У меня время от времени побаливал коренной зуб. Я решила, что надо его как можно скорее удалить, и 10 августа пошла в поликлинику.
— Зуб можно сохранить, — пытался убедить меня стоматолог.
Рентген, удаление нерва, пломбирование, слепок, коронка — мне не хотелось объяснять врачу, что на все это у меня просто нет времени. Со дня на день меня могут арестовать. Не хватало еще попасть в лагерь с больным зубом.
Удаление оказалось мучительным. Обезболивание длилось сорок минут, зуб не поддавался два часа. Еще не меньше часа я просидела на скамейке возле поликлиники, пытаясь прийти в себя. Сквозь туман в голове пробивалась мысль: надо идти домой или по крайней мере позвонить Коле. Он просил меня звонить каждый час-полтора, чтоб убедиться, что я еще на свободе.
— Лагерь не место для женщины, — снова и снова повторял он.
Едва справившись с головокружением и одышкой, я добралась до дома и услышала от Коли целую отповедь: я не звонила три часа подряд, он в ярости, лагерь не место для женщины. Я была не в состоянии объясняться и без сил рухнула на кровать.
Через некоторое время позвонил Павел Литвинов, сказал, что надо увидеться.
— Заходи, — ответила я.
Должно быть, у него письмо в защиту Ирины Белогородской. Я лежала и вспоминала события последних дней. Марченко арестовали за его книгу и письма протеста. Я позволила поставить мою подпись на письме с протестом против его ареста, а потом пожалела об этом, увидев письмо. Ирина оставила распечатку письма в такси и была арестована. Теперь восемь человек, подписавших то письмо, должны написать другое, в защиту Ирины. Что дальше? Боль после удаления зуба и страх оказаться в тюрьме мешали думать. Завтра утром мы с Колей уезжаем в отпуск — запоздалый медовый месяц. Что если меня ночью арестуют? А если схватят в аэропорту, как Юлика Даниэля?

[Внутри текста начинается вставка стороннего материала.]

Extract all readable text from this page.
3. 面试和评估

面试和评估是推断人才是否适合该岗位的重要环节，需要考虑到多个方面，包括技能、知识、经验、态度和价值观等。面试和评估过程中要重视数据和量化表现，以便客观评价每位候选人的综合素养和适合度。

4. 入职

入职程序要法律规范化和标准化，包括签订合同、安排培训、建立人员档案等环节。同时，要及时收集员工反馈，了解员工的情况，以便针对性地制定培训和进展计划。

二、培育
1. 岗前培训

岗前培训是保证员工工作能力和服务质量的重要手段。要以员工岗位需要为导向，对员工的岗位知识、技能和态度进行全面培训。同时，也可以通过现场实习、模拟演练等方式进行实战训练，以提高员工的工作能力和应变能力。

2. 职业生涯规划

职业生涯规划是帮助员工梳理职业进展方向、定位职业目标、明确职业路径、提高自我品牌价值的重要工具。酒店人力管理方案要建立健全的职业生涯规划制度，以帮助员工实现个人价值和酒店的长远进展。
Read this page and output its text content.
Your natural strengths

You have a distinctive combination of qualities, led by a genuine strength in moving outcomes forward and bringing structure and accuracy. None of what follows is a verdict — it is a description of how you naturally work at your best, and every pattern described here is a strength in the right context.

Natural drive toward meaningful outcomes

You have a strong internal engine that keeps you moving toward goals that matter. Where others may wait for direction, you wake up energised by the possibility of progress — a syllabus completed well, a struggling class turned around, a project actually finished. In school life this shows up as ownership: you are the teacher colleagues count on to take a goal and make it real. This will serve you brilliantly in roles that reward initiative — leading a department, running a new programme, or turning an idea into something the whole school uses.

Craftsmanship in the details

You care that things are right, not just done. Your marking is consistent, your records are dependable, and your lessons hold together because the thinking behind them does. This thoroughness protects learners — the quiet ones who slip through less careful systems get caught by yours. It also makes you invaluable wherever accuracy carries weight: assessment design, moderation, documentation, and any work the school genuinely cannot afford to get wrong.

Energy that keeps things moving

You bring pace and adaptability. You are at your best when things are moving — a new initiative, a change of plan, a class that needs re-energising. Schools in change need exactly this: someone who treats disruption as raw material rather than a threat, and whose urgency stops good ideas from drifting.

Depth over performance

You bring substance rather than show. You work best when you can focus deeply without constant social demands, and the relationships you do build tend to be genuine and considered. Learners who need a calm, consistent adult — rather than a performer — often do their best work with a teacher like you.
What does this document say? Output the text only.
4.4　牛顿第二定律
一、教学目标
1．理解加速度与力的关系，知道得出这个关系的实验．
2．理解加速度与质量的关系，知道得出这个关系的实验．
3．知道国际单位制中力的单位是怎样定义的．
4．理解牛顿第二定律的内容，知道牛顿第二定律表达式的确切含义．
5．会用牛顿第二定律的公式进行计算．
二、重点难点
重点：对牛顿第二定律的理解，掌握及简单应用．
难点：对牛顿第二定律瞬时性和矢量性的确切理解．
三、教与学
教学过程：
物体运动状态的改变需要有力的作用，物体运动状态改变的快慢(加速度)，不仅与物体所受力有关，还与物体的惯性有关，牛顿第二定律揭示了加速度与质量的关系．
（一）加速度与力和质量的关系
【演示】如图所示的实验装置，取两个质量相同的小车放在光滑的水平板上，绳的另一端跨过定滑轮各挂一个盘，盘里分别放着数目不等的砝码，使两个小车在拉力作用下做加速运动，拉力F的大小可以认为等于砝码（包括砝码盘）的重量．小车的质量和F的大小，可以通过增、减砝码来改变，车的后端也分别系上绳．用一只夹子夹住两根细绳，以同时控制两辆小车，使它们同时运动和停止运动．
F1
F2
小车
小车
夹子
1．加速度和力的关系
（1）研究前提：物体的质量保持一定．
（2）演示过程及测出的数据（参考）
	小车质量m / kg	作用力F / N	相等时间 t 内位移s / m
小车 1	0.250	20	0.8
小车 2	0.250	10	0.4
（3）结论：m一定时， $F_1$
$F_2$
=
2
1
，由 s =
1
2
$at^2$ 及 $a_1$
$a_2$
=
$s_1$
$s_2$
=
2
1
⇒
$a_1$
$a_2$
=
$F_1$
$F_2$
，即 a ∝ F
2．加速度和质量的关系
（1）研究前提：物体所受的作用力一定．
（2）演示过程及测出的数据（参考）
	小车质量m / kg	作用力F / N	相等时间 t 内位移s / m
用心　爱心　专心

— Мне действительно страшно, Пашка, — сказала я Литвинову.
— Ты подпишешь это? — спросил он, протягивая письмо.
Я подписала.
В Киеве мы провели три дня у Ивана Светличного. Писатель, переводчик, литературный критик, он был в центре начавшегося на Украине культурного возрождения. Я познакомилась с ним несколько лет назад у Юлика и Ларисы. Примерно раз в полгода Светличный с женой Лелей приезжали в Москву, в основном чтобы запастись книгами, и иногда останавливались у нас.
Их киевская квартира была неформальным клубом украинской интеллигенции. Надо сказать, что эта публика отличалась от московской прежде всего сдержанной манерой поведения: они не сквернословили, пили очень умеренно, судя по всему, хранили супружескую верность. Большинство писателей, поэтов, историков, собиравшихся в доме Светличных, были интеллигентами в первом поколении, многие — родом из крестьян. Старую украинскую интеллигенцию почти полностью истребили во времена сталинских чисток.
Интеллигентское по сути движение шестидесятников на Украине было направлено в первую очередь на сохранение национальной культуры и нашло отклик среди всех слоев населения, включая даже часть партийного аппарата. Тысячи людей собирались на уличные шествия, поэтические чтения и вечера украинской культуры. С трибун открыто звучали требования демократизации и прекращения русификации. За короткий период «оттепели» появились признаки возрождения украинской самобытности. Власти, конечно, боролись с «национализмом», но как-то не очень решительно. Репрессии начались в августе 1965 года, незадолго до ареста Даниэля и Синявского. Тогда одновременно в разных городах Украины арестовали более двадцати человек, причастных к движению шестидесятников. Власти явно выполняли срочный указ из Москвы.
Одним из арестованных был Иван Светличный. Хотя он играл ведущую роль в движении, через восемь месяцев его выпустили «за недостаточностью улик». А улик и не было — ничего тайного он не делал.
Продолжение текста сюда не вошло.